Apparently, once a baby gets that first breath out of the way, it usually keeps breathing, so once Sam’s lungs had started up, my doctor smiled, put him in my hands, and told me to take him over to meet his mom. I pulled him against my chest, supported his head with two fingers, and carried him back to Shelby. A minute ago I didn’t know if Sam would die and now everyone was acting like everything was normal. I sat down, smiled with Shelby at Sam’s scrunched-up face, and then sobbed uncontrollably, like I can’t remember ever crying before.

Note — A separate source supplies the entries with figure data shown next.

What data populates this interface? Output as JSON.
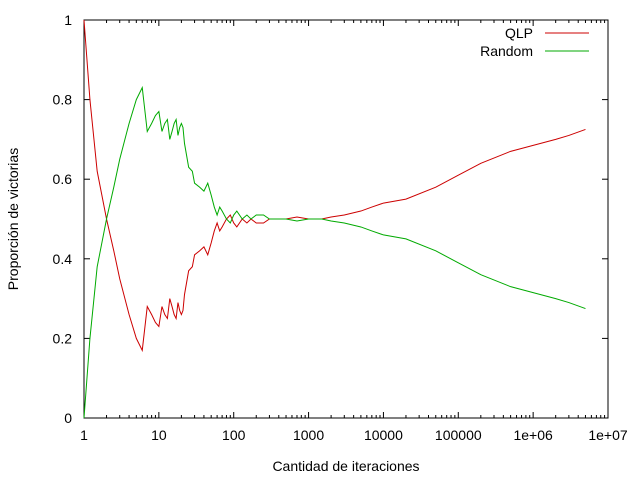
{
  "chart_data": {
    "type": "line",
    "title": "",
    "xlabel": "Cantidad de iteraciones",
    "ylabel": "Proporción de victorias",
    "xscale": "log",
    "xlim": [
      1,
      10000000
    ],
    "ylim": [
      0,
      1
    ],
    "x_ticks": [
      {
        "value": 1,
        "label": "1"
      },
      {
        "value": 10,
        "label": "10"
      },
      {
        "value": 100,
        "label": "100"
      },
      {
        "value": 1000,
        "label": "1000"
      },
      {
        "value": 10000,
        "label": "10000"
      },
      {
        "value": 100000,
        "label": "100000"
      },
      {
        "value": 1000000,
        "label": "1e+06"
      },
      {
        "value": 10000000,
        "label": "1e+07"
      }
    ],
    "y_ticks": [
      {
        "value": 0,
        "label": "0"
      },
      {
        "value": 0.2,
        "label": "0.2"
      },
      {
        "value": 0.4,
        "label": "0.4"
      },
      {
        "value": 0.6,
        "label": "0.6"
      },
      {
        "value": 0.8,
        "label": "0.8"
      },
      {
        "value": 1,
        "label": "1"
      }
    ],
    "grid": false,
    "legend_position": "top-right",
    "series": [
      {
        "name": "QLP",
        "color": "#cc0000",
        "points": [
          [
            1,
            1.0
          ],
          [
            1.2,
            0.8
          ],
          [
            1.5,
            0.62
          ],
          [
            2,
            0.5
          ],
          [
            2.5,
            0.42
          ],
          [
            3,
            0.35
          ],
          [
            4,
            0.26
          ],
          [
            5,
            0.2
          ],
          [
            6,
            0.17
          ],
          [
            7,
            0.28
          ],
          [
            8,
            0.26
          ],
          [
            9,
            0.24
          ],
          [
            10,
            0.23
          ],
          [
            11,
            0.28
          ],
          [
            12,
            0.26
          ],
          [
            13,
            0.25
          ],
          [
            14,
            0.3
          ],
          [
            15,
            0.28
          ],
          [
            16,
            0.26
          ],
          [
            17,
            0.25
          ],
          [
            18,
            0.29
          ],
          [
            19,
            0.27
          ],
          [
            20,
            0.26
          ],
          [
            21,
            0.27
          ],
          [
            22,
            0.31
          ],
          [
            25,
            0.37
          ],
          [
            28,
            0.38
          ],
          [
            30,
            0.41
          ],
          [
            35,
            0.42
          ],
          [
            40,
            0.43
          ],
          [
            45,
            0.41
          ],
          [
            50,
            0.44
          ],
          [
            55,
            0.47
          ],
          [
            60,
            0.49
          ],
          [
            65,
            0.47
          ],
          [
            70,
            0.48
          ],
          [
            80,
            0.5
          ],
          [
            90,
            0.51
          ],
          [
            100,
            0.49
          ],
          [
            110,
            0.48
          ],
          [
            130,
            0.5
          ],
          [
            150,
            0.49
          ],
          [
            170,
            0.5
          ],
          [
            200,
            0.49
          ],
          [
            250,
            0.49
          ],
          [
            300,
            0.5
          ],
          [
            400,
            0.5
          ],
          [
            500,
            0.5
          ],
          [
            700,
            0.505
          ],
          [
            1000,
            0.5
          ],
          [
            1500,
            0.5
          ],
          [
            2000,
            0.505
          ],
          [
            3000,
            0.51
          ],
          [
            5000,
            0.52
          ],
          [
            7000,
            0.53
          ],
          [
            10000,
            0.54
          ],
          [
            20000,
            0.55
          ],
          [
            50000,
            0.58
          ],
          [
            100000,
            0.61
          ],
          [
            200000,
            0.64
          ],
          [
            500000,
            0.67
          ],
          [
            1000000,
            0.685
          ],
          [
            2000000,
            0.7
          ],
          [
            3000000,
            0.71
          ],
          [
            5000000,
            0.725
          ]
        ]
      },
      {
        "name": "Random",
        "color": "#00aa00",
        "points": [
          [
            1,
            0.0
          ],
          [
            1.2,
            0.2
          ],
          [
            1.5,
            0.38
          ],
          [
            2,
            0.5
          ],
          [
            2.5,
            0.58
          ],
          [
            3,
            0.65
          ],
          [
            4,
            0.74
          ],
          [
            5,
            0.8
          ],
          [
            6,
            0.83
          ],
          [
            7,
            0.72
          ],
          [
            8,
            0.74
          ],
          [
            9,
            0.76
          ],
          [
            10,
            0.77
          ],
          [
            11,
            0.72
          ],
          [
            12,
            0.74
          ],
          [
            13,
            0.75
          ],
          [
            14,
            0.7
          ],
          [
            15,
            0.72
          ],
          [
            16,
            0.74
          ],
          [
            17,
            0.75
          ],
          [
            18,
            0.71
          ],
          [
            19,
            0.73
          ],
          [
            20,
            0.74
          ],
          [
            21,
            0.73
          ],
          [
            22,
            0.69
          ],
          [
            25,
            0.63
          ],
          [
            28,
            0.62
          ],
          [
            30,
            0.59
          ],
          [
            35,
            0.58
          ],
          [
            40,
            0.57
          ],
          [
            45,
            0.59
          ],
          [
            50,
            0.56
          ],
          [
            55,
            0.53
          ],
          [
            60,
            0.51
          ],
          [
            65,
            0.53
          ],
          [
            70,
            0.52
          ],
          [
            80,
            0.5
          ],
          [
            90,
            0.49
          ],
          [
            100,
            0.51
          ],
          [
            110,
            0.52
          ],
          [
            130,
            0.5
          ],
          [
            150,
            0.51
          ],
          [
            170,
            0.5
          ],
          [
            200,
            0.51
          ],
          [
            250,
            0.51
          ],
          [
            300,
            0.5
          ],
          [
            400,
            0.5
          ],
          [
            500,
            0.5
          ],
          [
            700,
            0.495
          ],
          [
            1000,
            0.5
          ],
          [
            1500,
            0.5
          ],
          [
            2000,
            0.495
          ],
          [
            3000,
            0.49
          ],
          [
            5000,
            0.48
          ],
          [
            7000,
            0.47
          ],
          [
            10000,
            0.46
          ],
          [
            20000,
            0.45
          ],
          [
            50000,
            0.42
          ],
          [
            100000,
            0.39
          ],
          [
            200000,
            0.36
          ],
          [
            500000,
            0.33
          ],
          [
            1000000,
            0.315
          ],
          [
            2000000,
            0.3
          ],
          [
            3000000,
            0.29
          ],
          [
            5000000,
            0.275
          ]
        ]
      }
    ]
  }
}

Our doctor told us afterward that Sam’s delay taking that first breath was fairly normal. Babies often do that if they’re born via C-section, and research hasn’t shown any long-term consequences from that kind of ordeal. Because she’d been pumping air into his lungs, he’d gotten plenty of oxygen that whole time. Our doctor also told us that when Sam was removed from Shelby’s uterus, they’d seen that the umbilical cord was wrapped twice around his neck. It hadn’t strangled him or anything, but she supposed that could explain why Sam didn’t progress further during labor. I have no way of knowing whether Sam would have survived birth without medical interventions, but the whole experience was about as intense as anything I’ve ever been though in my life. On the one hand, I was overwhelmingly grateful that he was alive, but the helplessness I’d felt before that first breath left me feeling that I might not have the skills I’d need to raise this kid. It was exciting, but the stakes seemed unimaginably high. Fatherhood had turned every single one of my emotional dials to eleven.